Edward visits Clarence in the hospital, bringing a few things and apologising. From this point on, the film follows their quest and their friendship, which ultimately allows both Edward and Clarence to come to terms with their respective situations.

Edward shows Clarence a peculiar ritual he does, trying to contact the dead. Magic interests both of them, so Edward learns some tricks to show the other children at school. On his birthday Clarence takes them out in the van, but he gets confused at a roundabout, causing a pile up. They cannot get the van started again, so a frustrated Clarence empties it, pushes it into the water, then argues with Edward saying there is no afterlife. Angry, the boy stomps off.

Later on, the home throws a party for Edward's birthday. He is not enthused, until Clarence offers to do magic. The card tricks go well, but one where Clarence is meant to pretend to cut off a finger goes wrong.

Edward organises a bus trip to Clarence's wife's grave. His dementia begins to show, as does not believe it is her grave. Edwards' parents pick them up.
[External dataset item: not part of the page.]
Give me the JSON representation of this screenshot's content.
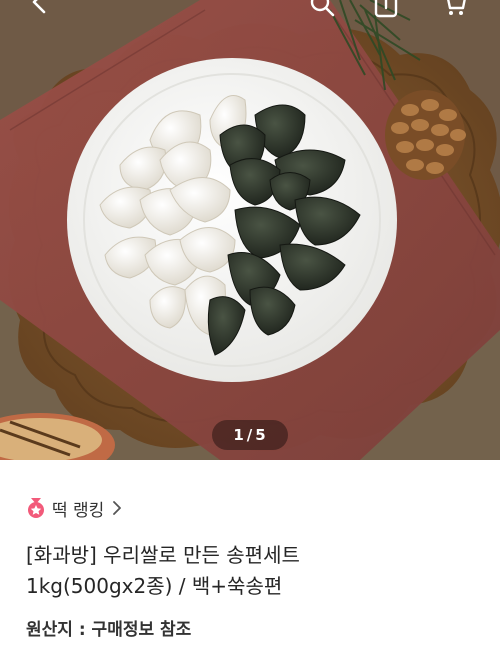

He believes Edward's mum is his dead estranged wife, so she accepts his apology.

Clarence quietly dies, but Edward has grown emotionally and, as his parents earlier on had had some problems, they decide to give it another try.

== Cast ==
- Michael Caine as Clarence (magician)
- Bill Milner as Edward
- David Morrissey as Dad
- Anne-Marie Duff as Mum
- Leslie Phillips as Reg
- Sylvia Syms as Lilian
- Peter Vaughan as Bob
- Thelma Barlow as Ena
- Rosemary Harris as Elsie
- Elizabeth Spriggs as Prudence (her final performance)

== Production ==

Shot on location in Hastings and Chalfont St Giles.
Folkestone Central railway station doubled as a Yorkshire station as Clarence and Edward take a trip on the train for a day out. The sea shelter on Princes Parade in Hythe was used as a bus shelter in Hull. St Peter's Church of England Primary school in Folkestone was used as Edward's school in the film.

The ethereal music throughout the film was performed by David Coulter on a musical saw.

The production designer was Kave Quinn, with costumes designed by Jane Petrie. Casting was handled by Fiona Weir, and the film was co-produced by Rosie Alison with executive producers David M. Thompson and Christine Langan. Director John Crowley had previously directed the acclaimed Channel 4 drama Boy A, while producer Marc Turtletaub had previously produced Little Miss Sunshine.

==Release==
The film premiered at the 2008 Toronto International Film Festival under the title Is There Anybody There? It was released in the United States on 17 April 2009 and in the United Kingdom on 1 May 2009.

According to the Hollywood Reporter, "The warmly quirky results should ensure there's definitely somebody out there for the film, specifically older audiences, and its universal appeal should help it land theatrical distribution domestically and internationally."

As of June 2023, the film holds a 65% approval rating on review site Rotten Tomatoes, based on 117 reviews with an average rating of 6.30 out of 10. The website's critics consensus reads: "...Michael Caine gives an excellent performance."